FIG 6 mRNA amounts of denervation markers are reduced by low-dose rapalog treatment. mRNA amounts are indicated for Chrnα1, Chrnε, Musk, MyoG, and Gadd45a in tibialis anterior (A), plantaris (B), and gastrocnemius (C) muscles of 9- and 24-month-old rats treated with vehicle and 24-month-old rats treated with 0.15 mg/kg (LD) or 0.5 mg/kg (HD) RAD001 (n = 6 to 13 animals per group). mRNA amounts were standardized to geometric means of results from the TBP gene and the Vps26a gene, used as reference. Data are means ± standard deviations of the means. Asterisks are used to denote significance as follows: *, P < 0.05; **, P < 0.01; ***, P < 0.001; ****, P < 0.0001. Pound signs are used to denote significance as follows: #, P < 0.05 (by unpaired Student’s t test). y-axis data represent arbitrary units.
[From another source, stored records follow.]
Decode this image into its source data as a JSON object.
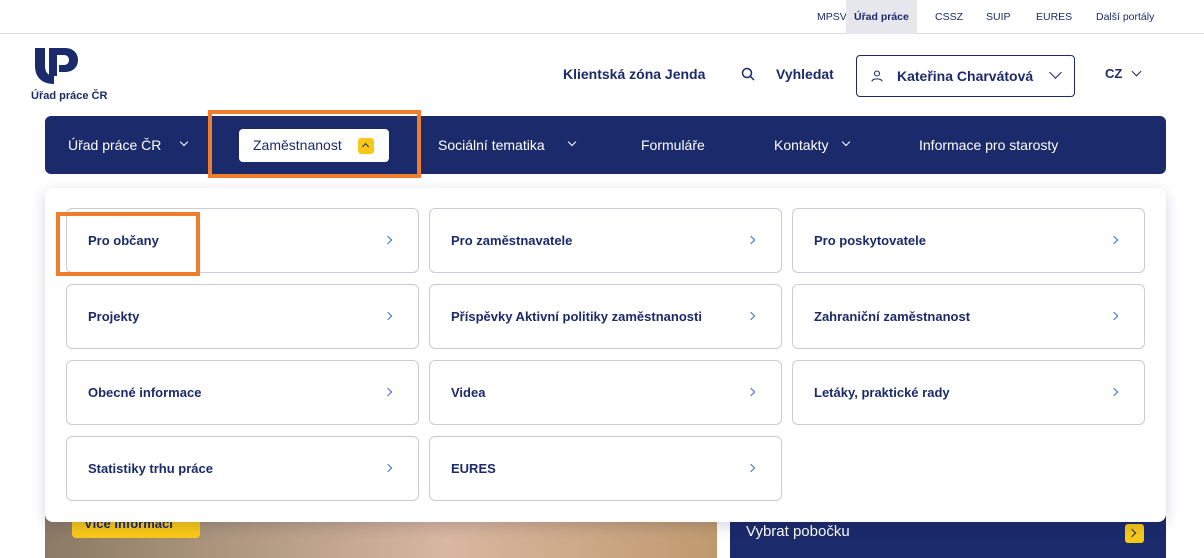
{
  "portal_bar": {
    "links": [
      "MPSV",
      "Úřad práce",
      "CSSZ",
      "SUIP",
      "EURES",
      "Další portály"
    ],
    "active": "Úřad práce"
  },
  "header": {
    "logo_text": "Úřad práce ČR",
    "client_zone": "Klientská zóna Jenda",
    "search": "Vyhledat",
    "user_name": "Kateřina Charvátová",
    "language": "CZ"
  },
  "nav": {
    "items": [
      "Úřad práce ČR",
      "Zaměstnanost",
      "Sociální tematika",
      "Formuláře",
      "Kontakty",
      "Informace pro starosty"
    ]
  },
  "dropdown": {
    "cards": [
      "Pro občany",
      "Pro zaměstnavatele",
      "Pro poskytovatele",
      "Projekty",
      "Příspěvky Aktivní politiky zaměstnanosti",
      "Zahraniční zaměstnanost",
      "Obecné informace",
      "Videa",
      "Letáky, praktické rady",
      "Statistiky trhu práce",
      "EURES"
    ]
  },
  "hero": {
    "left_button": "Více informací",
    "right_label": "Vybrat pobočku"
  },
  "colors": {
    "brand_navy": "#1b2a6b",
    "accent_yellow": "#f9c816",
    "highlight_orange": "#ee7e2c"
  }
}
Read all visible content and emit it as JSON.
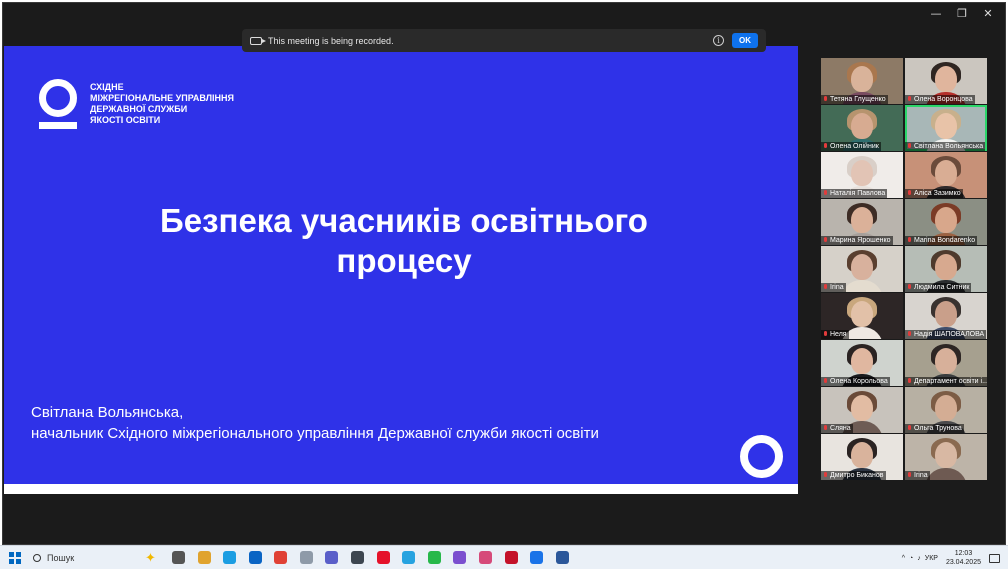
{
  "window": {
    "minimize": "—",
    "restore": "❐",
    "close": "✕"
  },
  "recording_banner": {
    "message": "This meeting is being recorded.",
    "info": "i",
    "ok": "OK"
  },
  "slide": {
    "org_lines": [
      "СХІДНЕ",
      "МІЖРЕГІОНАЛЬНЕ УПРАВЛІННЯ",
      "ДЕРЖАВНОЇ СЛУЖБИ",
      "ЯКОСТІ ОСВІТИ"
    ],
    "title_line1": "Безпека учасників освітнього",
    "title_line2": "процесу",
    "speaker_name": "Світлана Вольянська,",
    "speaker_role": "начальник Східного міжрегіонального управління Державної служби якості освіти"
  },
  "participants": [
    {
      "name": "Тетяна Глущенко",
      "skin": "#d9b39a",
      "hair": "#a9774e",
      "bg": "#8d7a66",
      "shirt": "#7a4b61"
    },
    {
      "name": "Олена Воронцова",
      "skin": "#e0b59d",
      "hair": "#2f2622",
      "bg": "#cbc6bf",
      "shirt": "#b62f2b"
    },
    {
      "name": "Олена Олійник",
      "skin": "#d7ab91",
      "hair": "#b7946e",
      "bg": "#436b56",
      "shirt": "#2f6f70"
    },
    {
      "name": "Світлана Вольянська",
      "skin": "#e8c3a8",
      "hair": "#c8b08c",
      "bg": "#a8b7b7",
      "shirt": "#f1f1ee"
    },
    {
      "name": "Наталія Павлова",
      "skin": "#e2c4b5",
      "hair": "#d9cfc8",
      "bg": "#f0ece9",
      "shirt": "#e8e1dc"
    },
    {
      "name": "Аліса Зазимко",
      "skin": "#d9ad94",
      "hair": "#6b4b3b",
      "bg": "#c79178",
      "shirt": "#2f2a2b"
    },
    {
      "name": "Марина Ярошенко",
      "skin": "#dbb199",
      "hair": "#3d2c25",
      "bg": "#b9b4ad",
      "shirt": "#a8a09b"
    },
    {
      "name": "Marina Bondarenko",
      "skin": "#d8a78b",
      "hair": "#7b3b26",
      "bg": "#8b8f84",
      "shirt": "#9c6242"
    },
    {
      "name": "Irina",
      "skin": "#d8b19d",
      "hair": "#5a3f2f",
      "bg": "#d6d1c9",
      "shirt": "#e4dccf"
    },
    {
      "name": "Людмила Ситник",
      "skin": "#d7a98f",
      "hair": "#4e3a2d",
      "bg": "#b6bdb6",
      "shirt": "#2b2d2f"
    },
    {
      "name": "Неля",
      "skin": "#e2c1a8",
      "hair": "#c9a77d",
      "bg": "#2d2626",
      "shirt": "#efe8e3"
    },
    {
      "name": "Надія ШАПОВАЛОВА",
      "skin": "#c99f8a",
      "hair": "#39322f",
      "bg": "#d8d4cf",
      "shirt": "#3f4d6a"
    },
    {
      "name": "Олена Корольова",
      "skin": "#e0b7a0",
      "hair": "#2a2322",
      "bg": "#cfd3ce",
      "shirt": "#191a1d"
    },
    {
      "name": "Департамент освіти і...",
      "skin": "#d7b09a",
      "hair": "#2d2624",
      "bg": "#a6a08f",
      "shirt": "#3a3d3f"
    },
    {
      "name": "Сляна",
      "skin": "#e2bca3",
      "hair": "#6a4a38",
      "bg": "#c8c3bc",
      "shirt": "#6e5c55"
    },
    {
      "name": "Ольга Трунова",
      "skin": "#d4ad94",
      "hair": "#7c5c45",
      "bg": "#b7b0a3",
      "shirt": "#4a4a4c"
    },
    {
      "name": "Дмитро Биканов",
      "skin": "#d9b39c",
      "hair": "#2a2322",
      "bg": "#e8e4df",
      "shirt": "#2c3442"
    },
    {
      "name": "Irina",
      "skin": "#d8b8a3",
      "hair": "#8a6a50",
      "bg": "#bdb4a8",
      "shirt": "#6e5a52"
    }
  ],
  "taskbar": {
    "search": "Пошук",
    "apps": [
      {
        "icon": "task-view-icon",
        "color": "#555555"
      },
      {
        "icon": "copilot-icon",
        "color": "#e0a32e"
      },
      {
        "icon": "edge-icon",
        "color": "#1b9de2"
      },
      {
        "icon": "outlook-icon",
        "color": "#0a64c4"
      },
      {
        "icon": "chrome-icon",
        "color": "#e04135"
      },
      {
        "icon": "paint-icon",
        "color": "#8e9aa8"
      },
      {
        "icon": "teams-icon",
        "color": "#5a5fc9"
      },
      {
        "icon": "calculator-icon",
        "color": "#3d4650"
      },
      {
        "icon": "opera-icon",
        "color": "#e5122a"
      },
      {
        "icon": "telegram-icon",
        "color": "#27a3e0"
      },
      {
        "icon": "whatsapp-icon",
        "color": "#27b84a"
      },
      {
        "icon": "viber-icon",
        "color": "#7b4fcf"
      },
      {
        "icon": "store-icon",
        "color": "#d64a7a"
      },
      {
        "icon": "pdf-reader-icon",
        "color": "#c4122a"
      },
      {
        "icon": "zoom-icon",
        "color": "#1a73e8"
      },
      {
        "icon": "word-icon",
        "color": "#2b579a"
      }
    ],
    "tray_chevron": "^",
    "language": "УКР",
    "time": "12:03",
    "date": "23.04.2025"
  }
}
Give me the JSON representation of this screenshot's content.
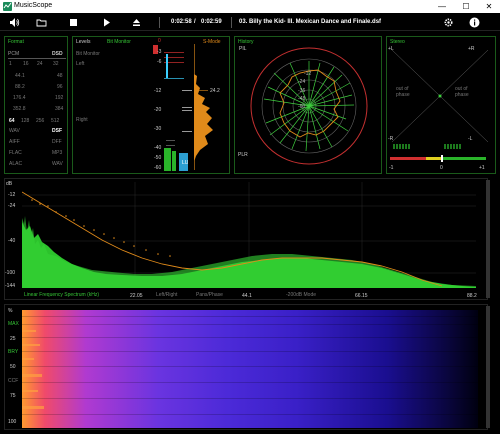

FIG 7 Low-dose rapalog treatment may reestablish autophagy in sarcopenic rats. Representative immunoblots are shown for phosphorylated (p) and total (t) protein for AMPKα, ULK1, and LC3I/II in tibialis anterior (A), plantaris (B), and gastrocnemius (C) muscles of 9- and 24-month-old rats treated with vehicle and 24-month-old rats treated with 0.15 mg/kg (LD) or 0.5 mg/kg (HD) RAD001. Glyceraldehyde-3-phosphate dehydrogenase (GAPDH) is shown as a protein loading control. Phosphorylated protein amounts were quantified relative to the respective total protein amounts by densitometry (n = 6 to 13 animals per group). LC3II protein amounts were quantified as a ratio relative to LC3I protein amounts. Data are means ± standard deviations of the means. Asterisks are used to denote significance as follows: *, P < 0.05; **, P < 0.01; ***, P < 0.001. Pound signs are used to denote significance as follows: #, P < 0.05; ##, P < 0.01 (by unpaired Student’s t test). y-axis data represent arbitrary units.
FIG 8 Improved skeletal muscle morphology with low-dose RAD001 treatment. (A) Representative images of transverse sections of plantaris muscles stained with H&E from 9- and 24-month-old rats treated with vehicle (n = 4 and n = 5 animals per group, respectively) and 24-month-old rats treated with 0.15 mg/kg (LD) RAD001 (n = 5 animals). Arrows with open arrowheads indicate misshaped, flattened myofibers. Arrows with filled arrowheads indicate central nuclei. (B) Average myofiber cross-sectional area (CSA) in plantaris muscles (n > 1,200 myofibers assessed per animal). (C) Histogram depicting the distribution of myofiber cross-sectional areas from data shown in panel B. Myofiber cross-sectional area frequencies are shown as a percentage of total myofibers in the given treatment group. (D) Quantification of myofibers with central nuclei in plantaris muscles. Myofibers with central nuclei are shown as a percentage of total myofibers (n > 1,200 myofibers assessed per animal). Data are means ± standard deviations of the means. Asterisks are used to denote significance as follows: ***, P < 0.001; ****, P < 0.0001.